J’en ai un souvenir un peu flou et bizarroïde. La veille des Emmys, j’étais en train de finir le dernier jour de tournage de la saison 2. J’étais rincée, tout me semblait complètement fou, parce que mon corps était encore à Angoulême sous la pluie, en train de tourner avec toute l’équipe. Et tout à coup, tu te retrouves à l’autre bout du monde en tenue de soirée !
Ma mère m’avait prêté une robe un peu large. J’en avais fait une jupe assortie à une sorte de body, tenu par une ceinture. Et je me suis dit : “Allez, on va aux Emmys comme ça, de toute façon je ne gagnerai jamais”. Au moment où ils disent notre nom, je reste sidérée. Et là, il y a Jérémy Gillet qui s’accroche à moi et qui marche sur ma jupe. J’ai passé tout le trajet vers le prix à la retenir pour ne pas qu’elle se retrouve à mes chevilles ! [Rires] Tout ça pour dire que je ne m’attendais vraiment pas à gagner. Là-bas, j’étais inconnue au bataillon. On a vraiment été jugés pour la série et pas pour autre chose. Et c’était encore plus chouette.
Après cette apothéose, j’imagine que vous avez eu un peu la pression pour cette deuxième saison ?
Oui, mais plus du côté de la réception. On a gagné un Emmy en saison 1, difficile de faire aussi bien ! À la fin de cette première salve, j’avais la suite en tête, mais j’attendais de voir comment la série allait être reçue lors de sa diffusion. Je n’avais pas envie de me faire de faux espoirs. J’avais besoin de savoir ce que les gens pensaient.
Nous avons présenté la saison 2 au Festival de La Rochelle en septembre dernier, et elle a remporté deux récompenses : celle du jury et des collégiens, qui était vraiment le prix le plus choupi ! C’était super mignon. Ils étaient tous sur scène et ils n’osaient pas donner leur choix, par peur d’être jugés sûrement, comme la série parle d’un sujet potentiellement sulfureux [le milieu du porno, ndlr]. Mais il y a zéro nudité dans ma série et même zéro grossièreté.

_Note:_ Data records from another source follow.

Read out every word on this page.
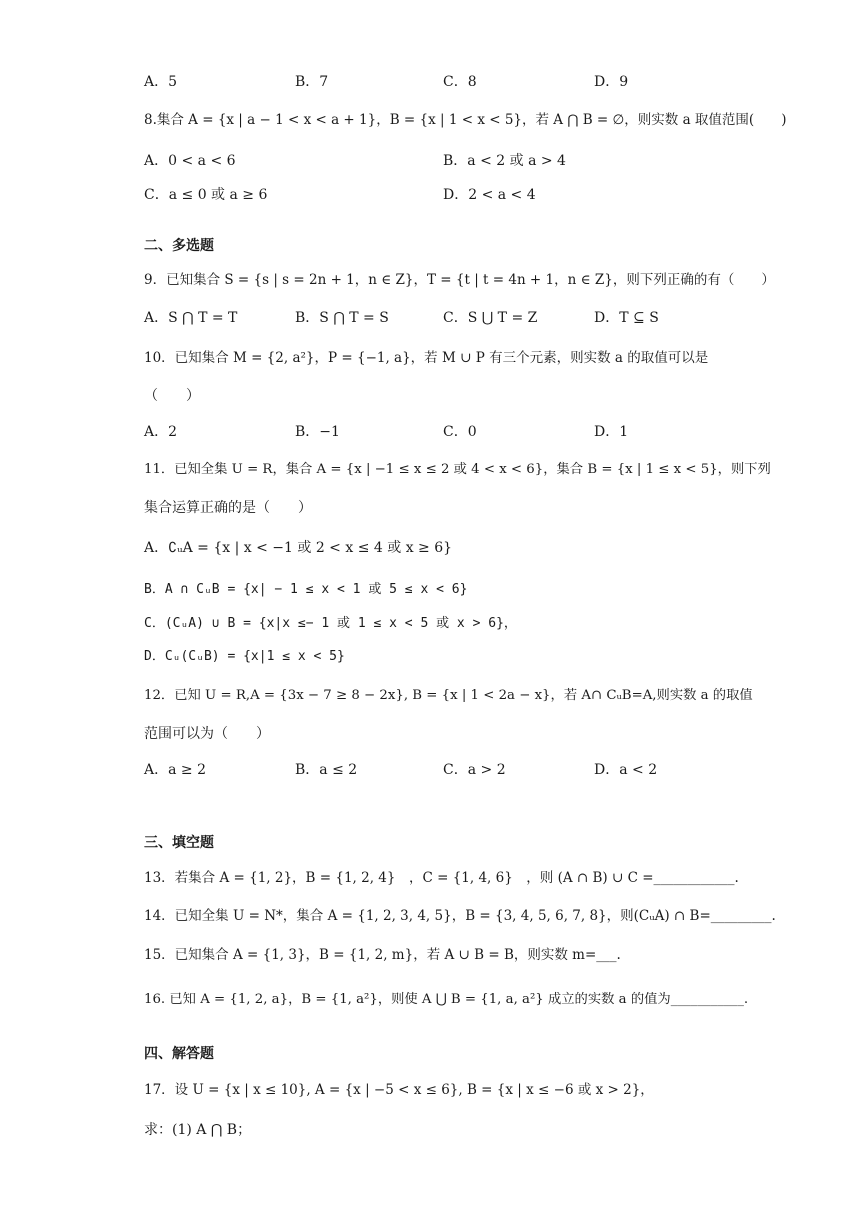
A．5	B．7	C．8	D．9
8.集合 A = {x | a − 1 < x < a + 1}，B = {x | 1 < x < 5}，若 A ⋂ B = ∅，则实数 a 取值范围(　　)
A．0 < a < 6	B．a < 2 或 a > 4
C．a ≤ 0 或 a ≥ 6	D．2 < a < 4
二、多选题
9．已知集合 S = {s | s = 2n + 1，n ∈ Z}，T = {t | t = 4n + 1，n ∈ Z}，则下列正确的有（　　）
A．S ⋂ T = T	B．S ⋂ T = S	C．S ⋃ T = Z	D．T ⊆ S
10．已知集合 M = {2, a²}，P = {−1, a}，若 M ∪ P 有三个元素，则实数 a 的取值可以是
（　　）
A．2	B．−1	C．0	D．1
11．已知全集 U = R，集合 A = {x | −1 ≤ x ≤ 2 或 4 < x < 6}，集合 B = {x | 1 ≤ x < 5}，则下列
集合运算正确的是（　　）
A．∁ᵤA = {x | x < −1 或 2 < x ≤ 4 或 x ≥ 6}
B．A ∩ CᵤB = {x| − 1 ≤ x < 1 或 5 ≤ x < 6}
C．(CᵤA) ∪ B = {x|x ≤− 1 或 1 ≤ x < 5 或 x > 6}，
D．Cᵤ(CᵤB) = {x|1 ≤ x < 5}
12．已知 U = R,A = {3x − 7 ≥ 8 − 2x}, B = {x | 1 < 2a − x}，若 A∩ CᵤB=A,则实数 a 的取值
范围可以为（　　）
A．a ≥ 2	B．a ≤ 2	C．a > 2	D．a < 2
三、填空题
13．若集合 A = {1, 2}，B = {1, 2, 4}　，C = {1, 4, 6}　，则 (A ∩ B) ∪ C =____________.
14．已知全集 U = N*，集合 A = {1, 2, 3, 4, 5}，B = {3, 4, 5, 6, 7, 8}，则(CᵤA) ∩ B=_________.
15．已知集合 A = {1, 3}，B = {1, 2, m}，若 A ∪ B = B，则实数 m=___.
16. 已知 A = {1, 2, a}，B = {1, a²}，则使 A ⋃ B = {1, a, a²} 成立的实数 a 的值为___________.
四、解答题
17．设 U = {x | x ≤ 10}, A = {x | −5 < x ≤ 6}, B = {x | x ≤ −6 或 x > 2}，
求：(1) A ⋂ B；
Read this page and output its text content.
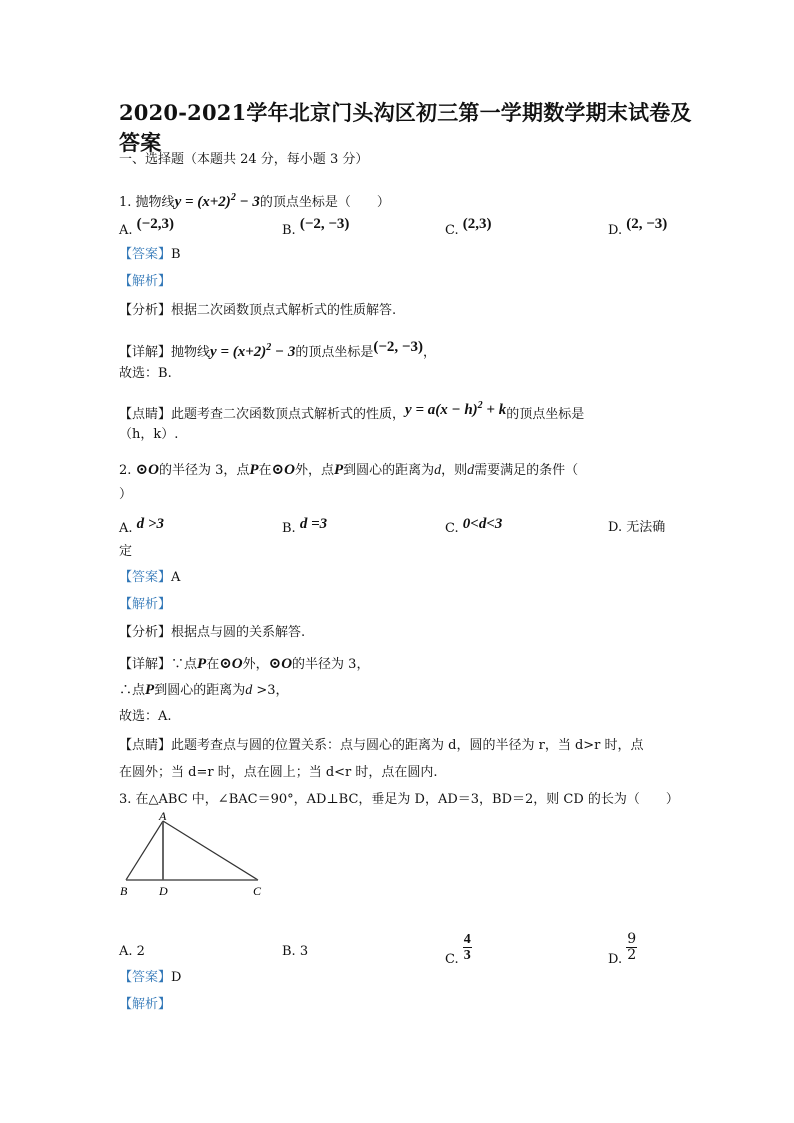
2020-2021学年北京门头沟区初三第一学期数学期末试卷及
答案
一、选择题（本题共 24 分，每小题 3 分）
1. 抛物线$y = (x+2)^2 - 3$的顶点坐标是（　　）
A. (−2,3)	B. (−2, −3)	C. (2,3)	D. (2, −3)
【答案】B
【解析】
【分析】根据二次函数顶点式解析式的性质解答.
【详解】抛物线$y = (x+2)^2 - 3$的顶点坐标是(−2, −3)，
故选：B.
【点睛】此题考查二次函数顶点式解析式的性质，$y = a(x - h)^2 + k$的顶点坐标是
（h，k）.
2. ⊙O的半径为 3，点P在⊙O外，点P到圆心的距离为d，则d需要满足的条件（
）
A. d >3	B. d =3	C. 0<d<3	D. 无法确
定
【答案】A
【解析】
【分析】根据点与圆的关系解答.
【详解】∵点P在⊙O外，⊙O的半径为 3，
∴点P到圆心的距离为d >3，
故选：A.
【点睛】此题考查点与圆的位置关系：点与圆心的距离为 d，圆的半径为 r，当 d>r 时，点
在圆外；当 d=r 时，点在圆上；当 d<r 时，点在圆内.
3. 在△ABC 中，∠BAC＝90°，AD⊥BC，垂足为 D，AD＝3，BD＝2，则 CD 的长为（　　）
A
B	D	C
A. 2	B. 3
C. $\frac{4}{3}$	D. $\frac{9}{2}$
【答案】D
【解析】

Cette deuxième saison commence par une archive de vous, jeune, où l’on vous voit répondre à une interview à propos de votre premier film en tant que réalisatrice. Pouvez-vous nous en dire plus sur ce qui attend Romain durant cette saison et pourquoi ce choix d’en faire un apprenti réalisateur ?
Ça me semblait logique que Romain ait envie de mettre en application tout ce qu’il prônait dans la saison 1, c’est-à-dire du porno politique. Cette saison explore la dialectique entre sa volonté de jeune auteur et la réalité des conditions de production. C’est difficile, voire quasiment impossible, de pouvoir être fidèle à ses convictions dans le cinéma en général. On est obligé de faire avec tant de contraintes.
Romain essaie de faire une sorte de porno qualitatif, qui va se révéler tout pourri. Et c’était un peu mon cas : mon premier film était une catastrophe ! On m’avait imposé un titre vraiment tout nul [Orgie en noir, ndlr] et celui de Romain, Amour sexuel, en est un équivalent. Ça ne veut rien dire. Après, Romain va vouloir faire du cinéma politique où il va dire : “Ok, on va faire des tournages à main levée”, un peu comme Jean-Luc Godard l’avait proposé à une époque. Sauf que, si Godard s’est planté, Romain se plante aussi ! [Rires] La saison 2, c’est toute cette quête-là. Il y a quelque chose d’assez touchant dans le fait qu’il continue, qu’il s’acharne à vouloir faire bien.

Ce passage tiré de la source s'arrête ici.